Do you own a cash-value life insurance policy? Do you have intentions to make charitable gifts either now or at death? Then combine the two for the most powerful donation you can make.
Life insurance can be a great charitable gift because you may no longer need the death benefit of the policy and the value of the policy (i.e. the cash value) will balloon for the charity when you die.
Specifically, what might be worth $80,000 today (the current cash value) could be worth $400,000 (the death benefit) to the charity in 10 years.
There are two ways to give life insurance to charity - you could gift the policy outright, making the charity the owner and beneficiary, or you could name the charity as the beneficiary when you die.
Which choice makes more sense? It really depends on a number of factors, including:
- What the charity wants and when it needs the money
- Whether you need a current tax deduction (and are willing to give up control)
- Whether you still want to keep some or most of the benefits of the insurance policy.
If you want or need the federal income-tax deduction, you should make sure that the non-profit is actually a 501(c)(3) charity. And make sure they use their funds wisely. Ask the executive director for the organization's tax status and get them to send you written proof (you can also look this up online). Then make sure that they want the life insurance policy. In some cases, the organization might simply accept the policy and immediately surrender it to get the cash. In such cases, the charitable gift could end up being much less than what you intended.

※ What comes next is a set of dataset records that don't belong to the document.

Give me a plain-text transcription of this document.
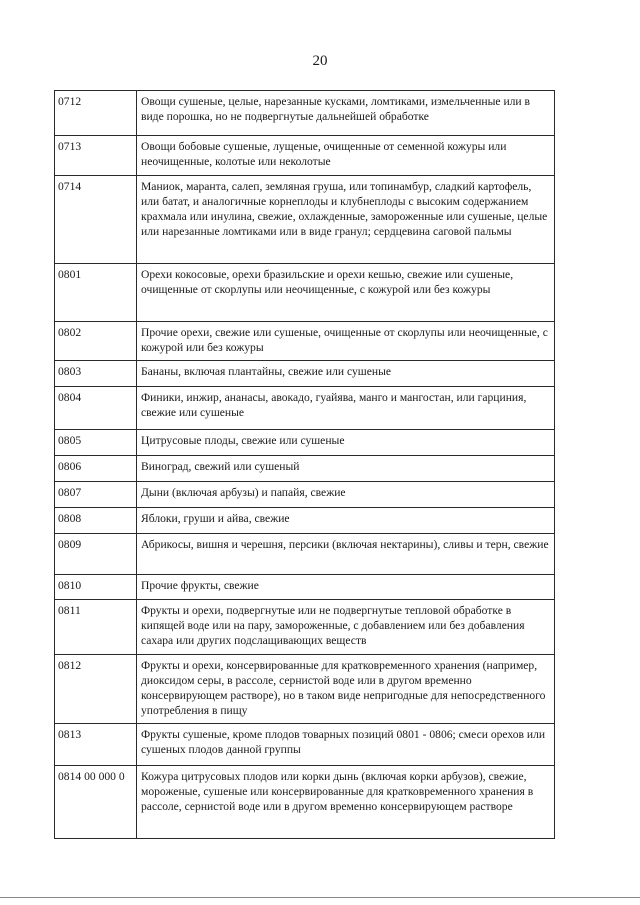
20
0712	Овощи сушеные, целые, нарезанные кусками, ломтиками, измельченные или в виде порошка, но не подвергнутые дальнейшей обработке
0713	Овощи бобовые сушеные, лущеные, очищенные от семенной кожуры или неочищенные, колотые или неколотые
0714	Маниок, маранта, салеп, земляная груша, или топинамбур, сладкий картофель, или батат, и аналогичные корнеплоды и клубнеплоды с высоким содержанием крахмала или инулина, свежие, охлажденные, замороженные или сушеные, целые или нарезанные ломтиками или в виде гранул; сердцевина саговой пальмы
0801	Орехи кокосовые, орехи бразильские и орехи кешью, свежие или сушеные, очищенные от скорлупы или неочищенные, с кожурой или без кожуры
0802	Прочие орехи, свежие или сушеные, очищенные от скорлупы или неочищенные, с кожурой или без кожуры
0803	Бананы, включая плантайны, свежие или сушеные
0804	Финики, инжир, ананасы, авокадо, гуайява, манго и мангостан, или гарциния, свежие или сушеные
0805	Цитрусовые плоды, свежие или сушеные
0806	Виноград, свежий или сушеный
0807	Дыни (включая арбузы) и папайя, свежие
0808	Яблоки, груши и айва, свежие
0809	Абрикосы, вишня и черешня, персики (включая нектарины), сливы и терн, свежие
0810	Прочие фрукты, свежие
0811	Фрукты и орехи, подвергнутые или не подвергнутые тепловой обработке в кипящей воде или на пару, замороженные, с добавлением или без добавления сахара или других подслащивающих веществ
0812	Фрукты и орехи, консервированные для кратковременного хранения (например, диоксидом серы, в рассоле, сернистой воде или в другом временно консервирующем растворе), но в таком виде непригодные для непосредственного употребления в пищу
0813	Фрукты сушеные, кроме плодов товарных позиций 0801 - 0806; смеси орехов или сушеных плодов данной группы
0814 00 000 0	Кожура цитрусовых плодов или корки дынь (включая корки арбузов), свежие, мороженые, сушеные или консервированные для кратковременного хранения в рассоле, сернистой воде или в другом временно консервирующем растворе
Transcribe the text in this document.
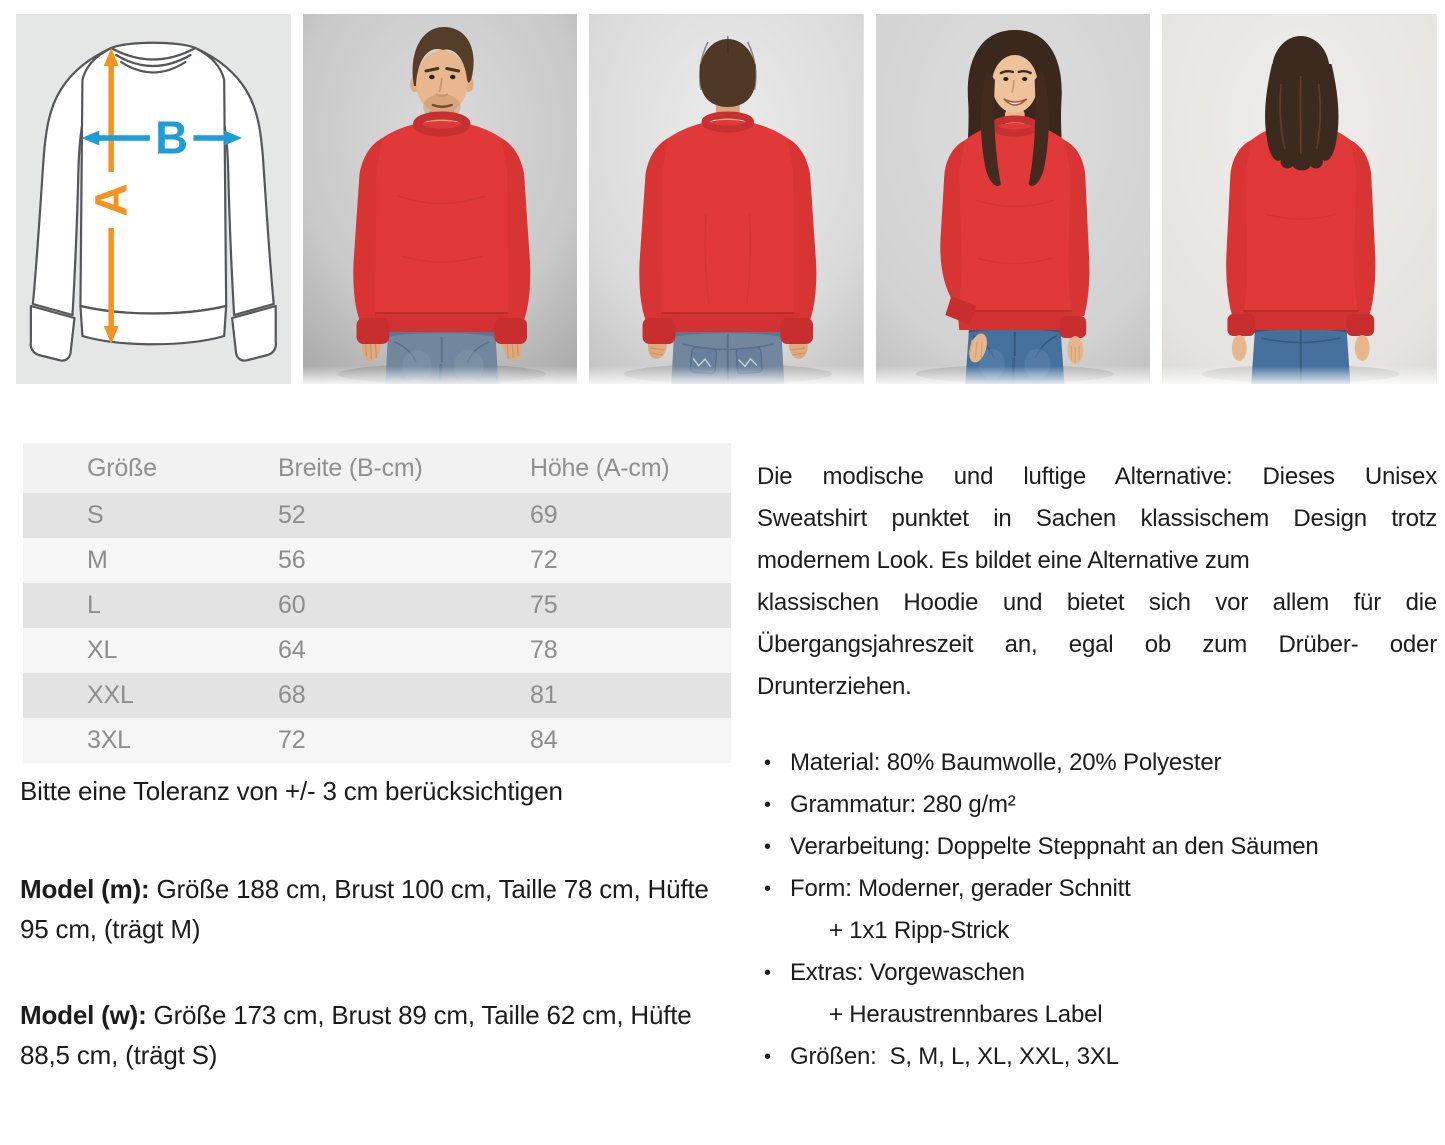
A
B
Größe	Breite (B-cm)	Höhe (A-cm)
S	52	69
M	56	72
L	60	75
XL	64	78
XXL	68	81
3XL	72	84

Bitte eine Toleranz von +/- 3 cm berücksichtigen

Model (m): Größe 188 cm, Brust 100 cm, Taille 78 cm, Hüfte 95 cm, (trägt M)

Model (w): Größe 173 cm, Brust 89 cm, Taille 62 cm, Hüfte 88,5 cm, (trägt S)

Die modische und luftige Alternative: Dieses Unisex
Sweatshirt punktet in Sachen klassischem Design trotz
modernem Look. Es bildet eine Alternative zum
klassischen Hoodie und bietet sich vor allem für die
Übergangsjahreszeit an, egal ob zum Drüber- oder
Drunterziehen.
• Material: 80% Baumwolle, 20% Polyester
• Grammatur: 280 g/m²
• Verarbeitung: Doppelte Steppnaht an den Säumen
• Form: Moderner, gerader Schnitt
+ 1x1 Ripp-Strick
• Extras: Vorgewaschen
+ Heraustrennbares Label
• Größen:  S, M, L, XL, XXL, 3XL
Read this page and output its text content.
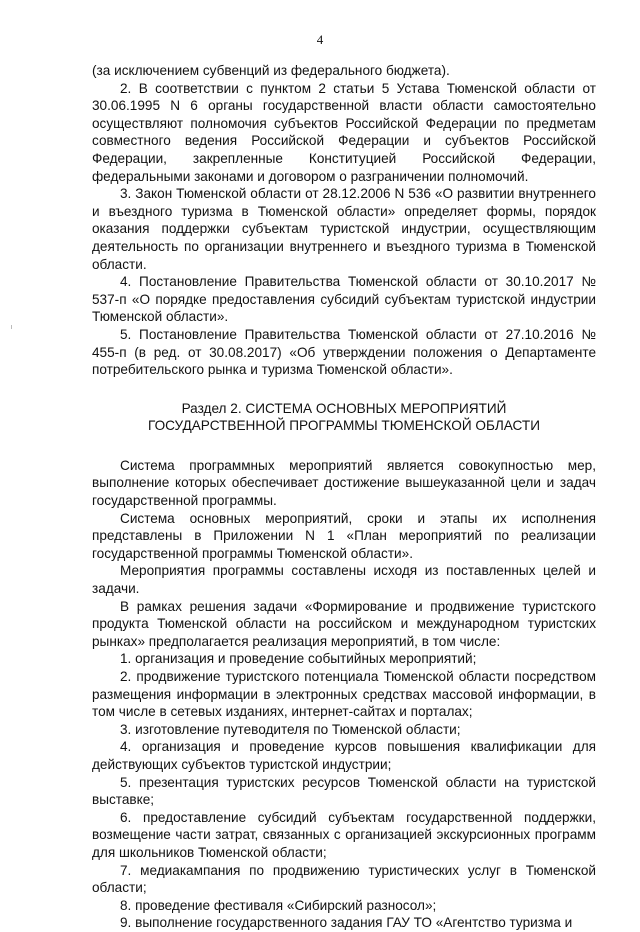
4

(за исключением субвенций из федерального бюджета).

2. В соответствии с пунктом 2 статьи 5 Устава Тюменской области от 30.06.1995 N 6 органы государственной власти области самостоятельно осуществляют полномочия субъектов Российской Федерации по предметам совместного ведения Российской Федерации и субъектов Российской Федерации, закрепленные Конституцией Российской Федерации, федеральными законами и договором о разграничении полномочий.

3. Закон Тюменской области от 28.12.2006 N 536 «О развитии внутреннего и въездного туризма в Тюменской области» определяет формы, порядок оказания поддержки субъектам туристской индустрии, осуществляющим деятельность по организации внутреннего и въездного туризма в Тюменской области.

4. Постановление Правительства Тюменской области от 30.10.2017 № 537-п «О порядке предоставления субсидий субъектам туристской индустрии Тюменской области».

5. Постановление Правительства Тюменской области от 27.10.2016 № 455-п (в ред. от 30.08.2017) «Об утверждении положения о Департаменте потребительского рынка и туризма Тюменской области».

Раздел 2. СИСТЕМА ОСНОВНЫХ МЕРОПРИЯТИЙ
ГОСУДАРСТВЕННОЙ ПРОГРАММЫ ТЮМЕНСКОЙ ОБЛАСТИ

Система программных мероприятий является совокупностью мер, выполнение которых обеспечивает достижение вышеуказанной цели и задач государственной программы.

Система основных мероприятий, сроки и этапы их исполнения представлены в Приложении N 1 «План мероприятий по реализации государственной программы Тюменской области».

Мероприятия программы составлены исходя из поставленных целей и задачи.

В рамках решения задачи «Формирование и продвижение туристского продукта Тюменской области на российском и международном туристских рынках» предполагается реализация мероприятий, в том числе:

1. организация и проведение событийных мероприятий;

2. продвижение туристского потенциала Тюменской области посредством размещения информации в электронных средствах массовой информации, в том числе в сетевых изданиях, интернет-сайтах и порталах;

3. изготовление путеводителя по Тюменской области;

4. организация и проведение курсов повышения квалификации для действующих субъектов туристской индустрии;

5. презентация туристских ресурсов Тюменской области на туристской выставке;

6. предоставление субсидий субъектам государственной поддержки, возмещение части затрат, связанных с организацией экскурсионных программ для школьников Тюменской области;

7. медиакампания по продвижению туристических услуг в Тюменской области;

8. проведение фестиваля «Сибирский разносол»;

9. выполнение государственного задания ГАУ ТО «Агентство туризма и
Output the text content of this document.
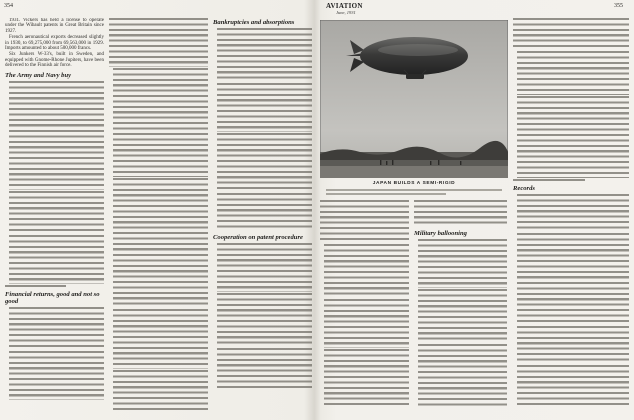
354

1931. Vickers has held a license to operate under the Wibault patents in Great Britain since 1927.

French aeronautical exports decreased slightly in 1930, to 69,275,000 from 69,563,000 in 1929. Imports amounted to about 500,000 francs.

Six Junkers W-33's, built in Sweden, and equipped with Gnome-Rhone Jupiters, have been delivered to the Finnish air force.

The Army and Navy buy
Financial returns, good and not so good
Bankruptcies and absorptions
Cooperation on patent procedure
AVIATION
June, 1931
355
JAPAN BUILDS A SEMI-RIGID
Military ballooning
Records
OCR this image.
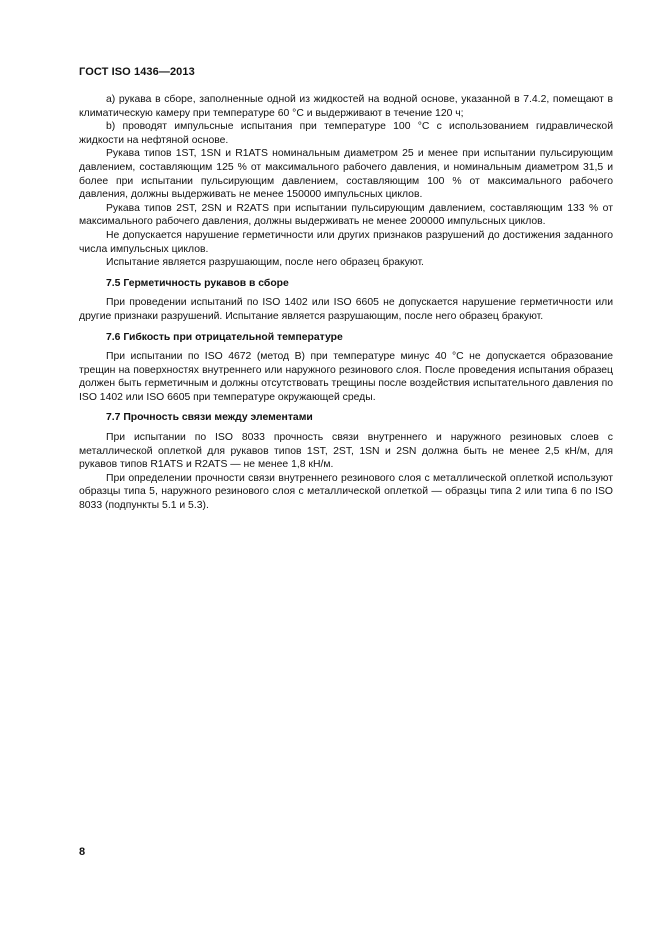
ГОСТ ISO 1436—2013

а) рукава в сборе, заполненные одной из жидкостей на водной основе, указанной в 7.4.2, помещают в климатическую камеру при температуре 60 °С и выдерживают в течение 120 ч;

b) проводят импульсные испытания при температуре 100 °С с использованием гидравлической жидкости на нефтяной основе.

Рукава типов 1ST, 1SN и R1ATS номинальным диаметром 25 и менее при испытании пульсирующим давлением, составляющим 125 % от максимального рабочего давления, и номинальным диаметром 31,5 и более при испытании пульсирующим давлением, составляющим 100 % от максимального рабочего давления, должны выдерживать не менее 150000 импульсных циклов.

Рукава типов 2ST, 2SN и R2ATS при испытании пульсирующим давлением, составляющим 133 % от максимального рабочего давления, должны выдерживать не менее 200000 импульсных циклов.

Не допускается нарушение герметичности или других признаков разрушений до достижения заданного числа импульсных циклов.

Испытание является разрушающим, после него образец бракуют.

7.5 Герметичность рукавов в сборе

При проведении испытаний по ISO 1402 или ISO 6605 не допускается нарушение герметичности или другие признаки разрушений. Испытание является разрушающим, после него образец бракуют.

7.6 Гибкость при отрицательной температуре

При испытании по ISO 4672 (метод В) при температуре минус 40 °С не допускается образование трещин на поверхностях внутреннего или наружного резинового слоя. После проведения испытания образец должен быть герметичным и должны отсутствовать трещины после воздействия испытательного давления по ISO 1402 или ISO 6605 при температуре окружающей среды.

7.7 Прочность связи между элементами

При испытании по ISO 8033 прочность связи внутреннего и наружного резиновых слоев с металлической оплеткой для рукавов типов 1ST, 2ST, 1SN и 2SN должна быть не менее 2,5 кН/м, для рукавов типов R1ATS и R2ATS — не менее 1,8 кН/м.

При определении прочности связи внутреннего резинового слоя с металлической оплеткой используют образцы типа 5, наружного резинового слоя с металлической оплеткой — образцы типа 2 или типа 6 по ISO 8033 (подпункты 5.1 и 5.3).

8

Keep in mind you can only take the federal income-tax deduction if you give up all interest in the life insurance policy. In other words, you can't own it or be the beneficiary in any way. If you continue to retain ownership rights to the policy, you should also know that § 2036 of the federal tax code will place the policy in your gross estate for federal estate tax purposes (although your estate could still obtain an offsetting charitable tax deduction as long as the charity is a qualifying organization).
On the other hand, if you choose to remain as the policy owner and leave a bequest rather than a current gift, you will not get a current tax deduction, but you do retain control of the policy. This allows you the flexibility to change beneficiaries if you change your mind about the charity. This also allows you to retain the economic benefits associated with the policy cash value (e.g., policy loans). In summary, giving the policy to a charity through a bequest in your will (e.g., your college, a research foundation, or other group) could be a beneficial way for you to create a lasting memory and to also retain the various ownership benefits of the policy during your lifetime.
As federal tax laws are subject to frequent changes, you should consult your CPA or tax professional before making a decision based on the consequences of taxation.